Chinese Premier Wen Jiabao said last week the country would keep the value of the yuan at an "appropriate and balanced level" this year. February's increase marks the third consecutive month exports have grown from the same month a year earlier.

"The strong export recovery should provide support for those who advocate for a resumption" of the appreciation of the yuan, said Tao Wang, head of China Economic Research for UBS Securities, in a report released Wednesday.

However, Chinese officials are striking a cautious tone. Minister of Commerce Chen Deming told reporters Saturday that China's exports were still far from returning to levels seen before the global recession.
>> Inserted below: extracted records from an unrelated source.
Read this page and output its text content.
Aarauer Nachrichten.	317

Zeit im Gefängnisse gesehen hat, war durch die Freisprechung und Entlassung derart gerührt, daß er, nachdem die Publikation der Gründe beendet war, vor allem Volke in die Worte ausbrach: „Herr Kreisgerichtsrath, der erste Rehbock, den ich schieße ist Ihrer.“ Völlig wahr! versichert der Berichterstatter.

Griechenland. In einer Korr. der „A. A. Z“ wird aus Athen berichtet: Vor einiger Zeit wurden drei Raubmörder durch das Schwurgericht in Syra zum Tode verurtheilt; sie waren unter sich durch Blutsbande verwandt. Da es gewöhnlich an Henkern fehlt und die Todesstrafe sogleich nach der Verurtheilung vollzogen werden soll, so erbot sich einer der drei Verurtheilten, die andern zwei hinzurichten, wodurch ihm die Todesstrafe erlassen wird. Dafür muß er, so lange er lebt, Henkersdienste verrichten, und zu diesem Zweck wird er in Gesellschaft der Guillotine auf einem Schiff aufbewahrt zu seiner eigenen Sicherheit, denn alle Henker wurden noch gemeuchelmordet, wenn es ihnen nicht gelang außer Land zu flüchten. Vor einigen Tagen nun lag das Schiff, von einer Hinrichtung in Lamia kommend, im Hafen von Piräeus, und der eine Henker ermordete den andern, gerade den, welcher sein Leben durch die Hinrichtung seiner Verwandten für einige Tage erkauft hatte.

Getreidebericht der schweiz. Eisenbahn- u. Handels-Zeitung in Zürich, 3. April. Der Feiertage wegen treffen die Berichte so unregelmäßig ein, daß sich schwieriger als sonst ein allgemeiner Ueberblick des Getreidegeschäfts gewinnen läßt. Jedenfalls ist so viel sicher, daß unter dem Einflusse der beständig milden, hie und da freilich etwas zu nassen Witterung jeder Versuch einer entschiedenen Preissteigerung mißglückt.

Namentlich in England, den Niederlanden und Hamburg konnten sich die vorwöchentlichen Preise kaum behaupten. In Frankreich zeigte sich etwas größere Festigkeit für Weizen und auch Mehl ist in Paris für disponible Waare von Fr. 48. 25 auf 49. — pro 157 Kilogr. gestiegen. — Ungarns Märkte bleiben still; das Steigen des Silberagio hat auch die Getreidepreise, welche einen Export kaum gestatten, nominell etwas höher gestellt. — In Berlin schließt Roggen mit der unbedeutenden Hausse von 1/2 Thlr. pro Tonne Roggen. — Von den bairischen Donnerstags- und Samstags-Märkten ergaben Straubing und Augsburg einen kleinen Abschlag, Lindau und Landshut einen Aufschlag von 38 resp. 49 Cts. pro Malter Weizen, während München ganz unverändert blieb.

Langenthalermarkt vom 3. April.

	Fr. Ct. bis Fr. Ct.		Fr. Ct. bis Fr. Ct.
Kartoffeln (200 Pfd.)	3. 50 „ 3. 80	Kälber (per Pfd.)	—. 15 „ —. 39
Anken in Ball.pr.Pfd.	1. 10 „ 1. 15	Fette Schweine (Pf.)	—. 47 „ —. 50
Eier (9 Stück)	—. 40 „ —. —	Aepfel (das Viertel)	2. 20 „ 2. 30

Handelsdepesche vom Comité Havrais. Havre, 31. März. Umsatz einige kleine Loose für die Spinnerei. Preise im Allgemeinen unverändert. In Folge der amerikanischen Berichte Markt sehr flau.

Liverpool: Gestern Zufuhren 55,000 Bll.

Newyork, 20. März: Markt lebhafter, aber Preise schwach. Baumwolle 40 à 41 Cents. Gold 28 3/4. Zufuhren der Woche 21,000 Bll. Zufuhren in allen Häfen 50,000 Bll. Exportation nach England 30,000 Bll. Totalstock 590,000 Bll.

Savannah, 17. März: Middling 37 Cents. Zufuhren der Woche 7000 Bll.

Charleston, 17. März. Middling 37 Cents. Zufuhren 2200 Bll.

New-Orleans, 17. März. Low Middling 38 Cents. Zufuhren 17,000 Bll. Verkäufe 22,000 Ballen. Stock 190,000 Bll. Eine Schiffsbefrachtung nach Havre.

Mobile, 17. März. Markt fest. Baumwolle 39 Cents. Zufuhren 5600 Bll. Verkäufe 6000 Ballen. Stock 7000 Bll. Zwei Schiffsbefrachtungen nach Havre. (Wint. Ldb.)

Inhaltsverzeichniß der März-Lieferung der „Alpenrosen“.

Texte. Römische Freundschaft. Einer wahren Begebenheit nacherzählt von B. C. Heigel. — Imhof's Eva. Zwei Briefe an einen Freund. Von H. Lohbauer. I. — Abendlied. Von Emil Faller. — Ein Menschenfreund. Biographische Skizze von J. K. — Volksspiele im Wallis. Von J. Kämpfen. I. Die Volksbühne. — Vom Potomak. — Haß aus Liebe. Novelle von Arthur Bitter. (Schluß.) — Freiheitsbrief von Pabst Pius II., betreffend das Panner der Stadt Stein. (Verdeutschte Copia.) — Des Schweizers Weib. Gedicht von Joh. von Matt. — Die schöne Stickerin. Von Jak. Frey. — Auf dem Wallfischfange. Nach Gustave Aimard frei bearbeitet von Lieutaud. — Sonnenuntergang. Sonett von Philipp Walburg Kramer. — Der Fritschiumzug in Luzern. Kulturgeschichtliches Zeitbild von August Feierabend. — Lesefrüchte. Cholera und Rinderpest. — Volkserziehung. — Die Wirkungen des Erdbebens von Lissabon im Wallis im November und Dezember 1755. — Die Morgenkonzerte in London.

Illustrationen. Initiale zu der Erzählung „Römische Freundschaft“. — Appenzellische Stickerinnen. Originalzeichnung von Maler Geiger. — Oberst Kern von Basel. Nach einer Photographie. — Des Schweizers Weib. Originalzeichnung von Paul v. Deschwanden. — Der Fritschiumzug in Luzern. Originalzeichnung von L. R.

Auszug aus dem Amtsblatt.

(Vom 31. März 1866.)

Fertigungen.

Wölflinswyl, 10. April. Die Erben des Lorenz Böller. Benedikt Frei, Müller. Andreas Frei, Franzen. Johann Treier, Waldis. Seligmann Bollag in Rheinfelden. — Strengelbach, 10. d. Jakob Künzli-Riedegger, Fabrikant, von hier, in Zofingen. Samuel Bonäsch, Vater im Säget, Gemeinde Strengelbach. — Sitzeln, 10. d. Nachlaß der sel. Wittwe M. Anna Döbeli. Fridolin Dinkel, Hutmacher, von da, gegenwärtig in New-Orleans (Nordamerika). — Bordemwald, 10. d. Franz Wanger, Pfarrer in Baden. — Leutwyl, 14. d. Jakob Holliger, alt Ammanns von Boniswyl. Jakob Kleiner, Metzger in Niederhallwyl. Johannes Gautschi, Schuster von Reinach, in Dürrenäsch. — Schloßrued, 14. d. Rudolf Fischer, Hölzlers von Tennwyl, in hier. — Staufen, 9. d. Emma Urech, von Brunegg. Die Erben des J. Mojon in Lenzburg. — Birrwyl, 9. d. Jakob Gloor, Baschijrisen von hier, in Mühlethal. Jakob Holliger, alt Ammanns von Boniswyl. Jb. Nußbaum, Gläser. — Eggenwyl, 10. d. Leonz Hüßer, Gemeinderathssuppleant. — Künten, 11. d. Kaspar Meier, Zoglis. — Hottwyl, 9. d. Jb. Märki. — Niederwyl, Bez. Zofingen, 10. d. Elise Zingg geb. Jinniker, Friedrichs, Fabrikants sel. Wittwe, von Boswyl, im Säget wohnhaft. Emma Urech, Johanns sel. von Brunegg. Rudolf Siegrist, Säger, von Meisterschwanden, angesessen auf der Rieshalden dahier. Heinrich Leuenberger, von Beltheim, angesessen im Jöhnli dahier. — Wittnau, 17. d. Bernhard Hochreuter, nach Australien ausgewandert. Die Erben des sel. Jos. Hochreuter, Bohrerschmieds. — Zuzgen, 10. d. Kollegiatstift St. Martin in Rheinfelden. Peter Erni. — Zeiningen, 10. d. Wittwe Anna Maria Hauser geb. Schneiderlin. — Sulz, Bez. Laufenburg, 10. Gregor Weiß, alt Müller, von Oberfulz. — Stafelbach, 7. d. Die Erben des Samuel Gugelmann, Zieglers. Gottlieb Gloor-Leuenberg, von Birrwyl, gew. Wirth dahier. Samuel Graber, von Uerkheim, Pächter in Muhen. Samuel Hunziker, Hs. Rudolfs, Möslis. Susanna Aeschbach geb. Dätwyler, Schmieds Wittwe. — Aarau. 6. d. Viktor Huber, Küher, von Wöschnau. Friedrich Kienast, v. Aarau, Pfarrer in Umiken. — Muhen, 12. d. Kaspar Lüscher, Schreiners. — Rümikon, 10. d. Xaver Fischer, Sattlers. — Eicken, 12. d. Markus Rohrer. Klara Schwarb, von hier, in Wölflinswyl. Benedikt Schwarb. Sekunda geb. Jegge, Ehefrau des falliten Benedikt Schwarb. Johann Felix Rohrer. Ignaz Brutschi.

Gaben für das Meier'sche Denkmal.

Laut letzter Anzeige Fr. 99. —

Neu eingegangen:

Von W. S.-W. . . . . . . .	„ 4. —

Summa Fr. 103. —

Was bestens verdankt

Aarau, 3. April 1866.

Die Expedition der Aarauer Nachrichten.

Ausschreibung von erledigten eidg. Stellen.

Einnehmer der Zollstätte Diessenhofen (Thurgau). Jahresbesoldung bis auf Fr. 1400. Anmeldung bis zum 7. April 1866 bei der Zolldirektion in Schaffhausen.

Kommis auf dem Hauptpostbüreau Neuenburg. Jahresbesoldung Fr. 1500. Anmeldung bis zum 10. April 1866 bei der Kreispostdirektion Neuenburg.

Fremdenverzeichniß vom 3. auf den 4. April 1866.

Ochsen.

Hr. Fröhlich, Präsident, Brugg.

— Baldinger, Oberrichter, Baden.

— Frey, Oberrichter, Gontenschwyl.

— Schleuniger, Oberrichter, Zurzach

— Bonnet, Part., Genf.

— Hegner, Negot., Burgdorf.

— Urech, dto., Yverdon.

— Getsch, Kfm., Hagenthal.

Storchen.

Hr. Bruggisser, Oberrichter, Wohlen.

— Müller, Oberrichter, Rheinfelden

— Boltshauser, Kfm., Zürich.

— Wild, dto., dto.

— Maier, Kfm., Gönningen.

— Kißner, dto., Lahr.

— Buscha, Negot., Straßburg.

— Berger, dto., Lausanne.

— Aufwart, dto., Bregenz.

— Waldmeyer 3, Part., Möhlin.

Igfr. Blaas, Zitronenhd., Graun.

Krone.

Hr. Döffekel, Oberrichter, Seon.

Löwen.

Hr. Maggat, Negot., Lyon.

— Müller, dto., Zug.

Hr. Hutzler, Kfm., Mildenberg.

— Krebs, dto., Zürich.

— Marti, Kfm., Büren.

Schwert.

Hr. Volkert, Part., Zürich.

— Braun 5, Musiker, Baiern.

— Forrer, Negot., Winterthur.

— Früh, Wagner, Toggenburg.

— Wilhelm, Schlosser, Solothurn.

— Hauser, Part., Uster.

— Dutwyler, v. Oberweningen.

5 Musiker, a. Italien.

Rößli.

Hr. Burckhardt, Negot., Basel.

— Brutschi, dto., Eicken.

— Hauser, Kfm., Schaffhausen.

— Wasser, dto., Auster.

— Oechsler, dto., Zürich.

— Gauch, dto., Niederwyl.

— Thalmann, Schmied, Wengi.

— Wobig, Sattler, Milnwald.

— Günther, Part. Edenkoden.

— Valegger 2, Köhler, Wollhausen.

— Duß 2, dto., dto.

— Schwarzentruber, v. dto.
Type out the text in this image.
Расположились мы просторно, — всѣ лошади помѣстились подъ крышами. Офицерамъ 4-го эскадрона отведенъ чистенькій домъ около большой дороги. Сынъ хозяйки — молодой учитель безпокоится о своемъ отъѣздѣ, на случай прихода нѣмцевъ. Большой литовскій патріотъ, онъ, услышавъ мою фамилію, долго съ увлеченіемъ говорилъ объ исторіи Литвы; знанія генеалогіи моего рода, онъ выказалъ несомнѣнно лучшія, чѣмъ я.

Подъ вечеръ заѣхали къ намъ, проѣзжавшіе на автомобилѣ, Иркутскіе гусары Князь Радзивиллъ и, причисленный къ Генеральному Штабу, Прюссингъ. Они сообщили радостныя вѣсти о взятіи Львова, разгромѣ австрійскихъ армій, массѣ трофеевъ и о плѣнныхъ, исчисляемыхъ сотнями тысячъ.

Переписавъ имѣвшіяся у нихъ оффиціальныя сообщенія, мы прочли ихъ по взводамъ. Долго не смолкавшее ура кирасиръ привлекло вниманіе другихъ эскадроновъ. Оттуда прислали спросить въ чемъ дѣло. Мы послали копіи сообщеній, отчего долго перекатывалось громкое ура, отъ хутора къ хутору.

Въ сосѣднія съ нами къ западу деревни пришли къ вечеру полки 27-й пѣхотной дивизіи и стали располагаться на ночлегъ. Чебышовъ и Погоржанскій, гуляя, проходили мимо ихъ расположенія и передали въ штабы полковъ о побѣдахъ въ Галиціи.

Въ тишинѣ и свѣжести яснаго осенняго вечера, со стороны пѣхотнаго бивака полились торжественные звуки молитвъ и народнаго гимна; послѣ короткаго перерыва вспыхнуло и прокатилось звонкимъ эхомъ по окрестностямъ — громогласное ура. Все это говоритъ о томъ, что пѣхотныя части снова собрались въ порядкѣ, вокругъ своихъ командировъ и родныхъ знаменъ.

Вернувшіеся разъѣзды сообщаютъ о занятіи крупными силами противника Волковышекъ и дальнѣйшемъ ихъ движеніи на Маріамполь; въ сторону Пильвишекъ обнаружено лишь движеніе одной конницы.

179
"Although China's exports have regained momentum since the beginning of this year, it would take two or three years for exports to return to the level of 2008, as global recovery is still haunted by uncertainties," Chen said.

Ben Simpfendorfer, chief China economist for the Royal Bank of Scotland, warned that next month's export numbers could dive because the Chinese New Year national holiday took place in late February (the festival's date changes each year because it's based on the lunar calendar).

The timing encouraged exporters to ship their merchandise earlier instead of waiting for March.

Simpfendorfer also noted that last month's glowing export totals were aided by the fact that February of last year was the second-worst month for exporters in 2009.